The kids don’t want me to leave today.  I don’t want to leave today.  Worse, I’m not sure I’m handling being on the road all that well anymore.

Friday in Portland at the Women’s Show I was nearly mute at the microphone.  I was up there on stage, my notes in front of me, looking down at the dozen or so women in the folding chairs and thought, I have nothing to say to you.  I have nothing to share.

I usually can pull off public speaking.  I usually can fake it:  tell a story, make a joke, find something touching to reach people’s emotions. 

I was supposed to speak for 30 minutes.  After ten I wanted to be done.  I just blurted absolutely random things that had nothing to do with anything.  It was like grasping for straws, grabbing at objects in the dark.  Nothing made sense.  I didn’t make sense.  I just wanted to step down and run away.

Instead I struggled through, word by word, thought by thought and no, it wasn’t my best speech, and not at all a great performance, but I did it.  I clung to the podium and battled to give something–anything–that might make those ladies (and one gentleman) sitting in the folding chairs feel that their time was well spent.
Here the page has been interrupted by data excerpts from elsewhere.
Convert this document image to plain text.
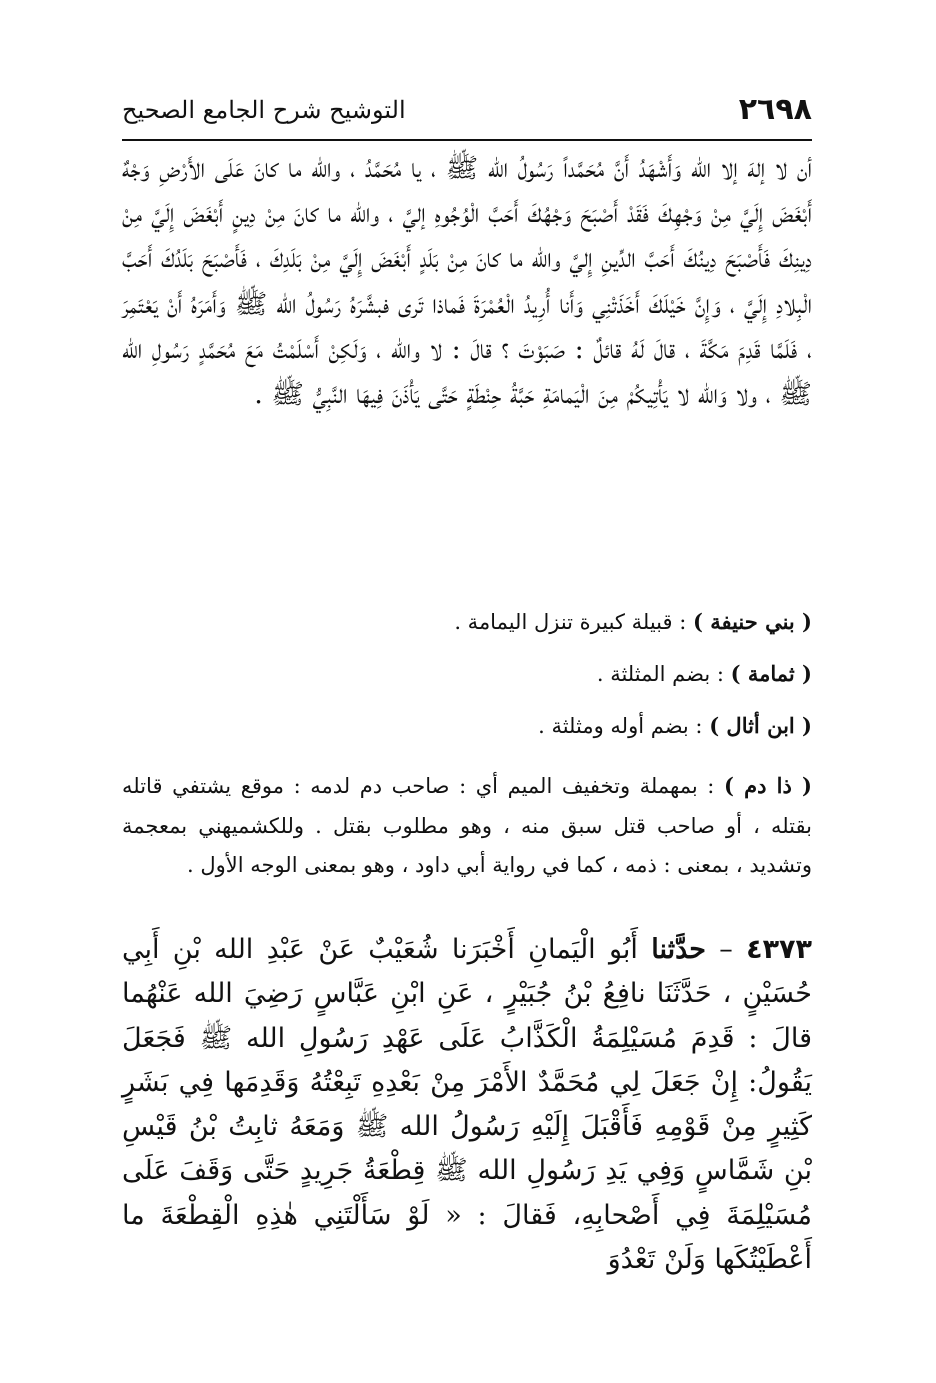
٢٦٩٨
التوشيح شرح الجامع الصحيح

أن لا إلهَ إلا الله وَأَشْهَدُ أَنَّ مُحَمَّداً رَسُولُ الله ﷺ ، يا مُحَمَّدُ ، والله ما كانَ عَلَى الأَرْضِ وَجْهٌ أَبْغَضَ إِلَيَّ مِنْ وَجْهِكَ فَقَدْ أَصْبَحَ وَجْهُكَ أَحَبَّ الْوُجُوهِ إليَّ ، والله ما كانَ مِنْ دِينٍ أَبْغَضَ إِلَيَّ مِنْ دِينِكَ فَأَصْبَحَ دِينُكَ أَحَبَّ الدِّينِ إِليَّ والله ما كانَ مِنْ بَلَدٍ أَبْغَضَ إِلَيَّ مِنْ بَلَدِكَ ، فَأَصْبَحَ بَلَدُكَ أَحَبَّ الْبِلادِ إِلَيَّ ، وَإِنَّ خَيْلَكَ أَخَذَتْنِي وَأَنا أُرِيدُ الْعُمْرَةَ فَماذا تَرى فبشَّرَهُ رَسُولُ الله ﷺ وَأَمَرَهُ أَنْ يَعْتَمِرَ ، فَلَمَّا قَدِمَ مَكَّةَ ، قالَ لَهُ قائلٌ : صَبَوْتَ ؟ قالَ : لا والله ، وَلَكِنْ أَسْلَمْتُ مَعَ مُحَمَّدٍ رَسُولِ الله ﷺ ، ولا وَالله لا يَأْتِيكُمْ مِنَ الْيَمامَةِ حَبَّةُ حِنْطَةٍ حَتَّى يَأْذَنَ فِيهَا النَّبِيُّ ﷺ .

( بني حنيفة ) : قبيلة كبيرة تنزل اليمامة .

( ثمامة ) : بضم المثلثة .

( ابن أثال ) : بضم أوله ومثلثة .

( ذا دم ) : بمهملة وتخفيف الميم أي : صاحب دم لدمه : موقع يشتفي قاتله بقتله ، أو صاحب قتل سبق منه ، وهو مطلوب بقتل . وللكشميهني بمعجمة وتشديد ، بمعنى : ذمه ، كما في رواية أبي داود ، وهو بمعنى الوجه الأول .

٤٣٧٣ – حدَّثنا أَبُو الْيَمانِ أَخْبَرَنا شُعَيْبٌ عَنْ عَبْدِ الله بْنِ أَبِي حُسَيْنٍ ، حَدَّثَنَا نافِعُ بْنُ جُبَيْرٍ ، عَنِ ابْنِ عَبَّاسٍ رَضِيَ الله عَنْهُما قالَ : قَدِمَ مُسَيْلِمَةُ الْكَذَّابُ عَلَى عَهْدِ رَسُولِ الله ﷺ فَجَعَلَ يَقُولُ: إِنْ جَعَلَ لِي مُحَمَّدٌ الأَمْرَ مِنْ بَعْدِهِ تَبِعْتُهُ وَقَدِمَها فِي بَشَرٍ كَثِيرٍ مِنْ قَوْمِهِ فَأَقْبَلَ إِلَيْهِ رَسُولُ الله ﷺ وَمَعَهُ ثابِتُ بْنُ قَيْسِ بْنِ شَمَّاسٍ وَفِي يَدِ رَسُولِ الله ﷺ قِطْعَةُ جَرِيدٍ حَتَّى وَقَفَ عَلَى مُسَيْلِمَةَ فِي أَصْحابِهِ، فَقالَ : « لَوْ سَأَلْتَنِي هٰذِهِ الْقِطْعَةَ ما أَعْطَيْتُكَها وَلَنْ تَعْدُوَ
In the end, I don’t know that their time was well spent, but I do know this:  what I did was hard on Friday.  It was a battle.  But I didn’t quit, and I didn’t cry, and I kept trying.

Maybe we don’t have to be all-that and absolutely wonderful.   Maybe just trying is enough.

And isn’t that what I write in my books?  Isn’t that what I’m always preaching?  We don’t have to be perfect.  We just have to be ourselves. 

Well, Friday I talked the talk, and walked the walk, and no, it wasn’t pretty but I’m still here.  I’m still coming out swinging.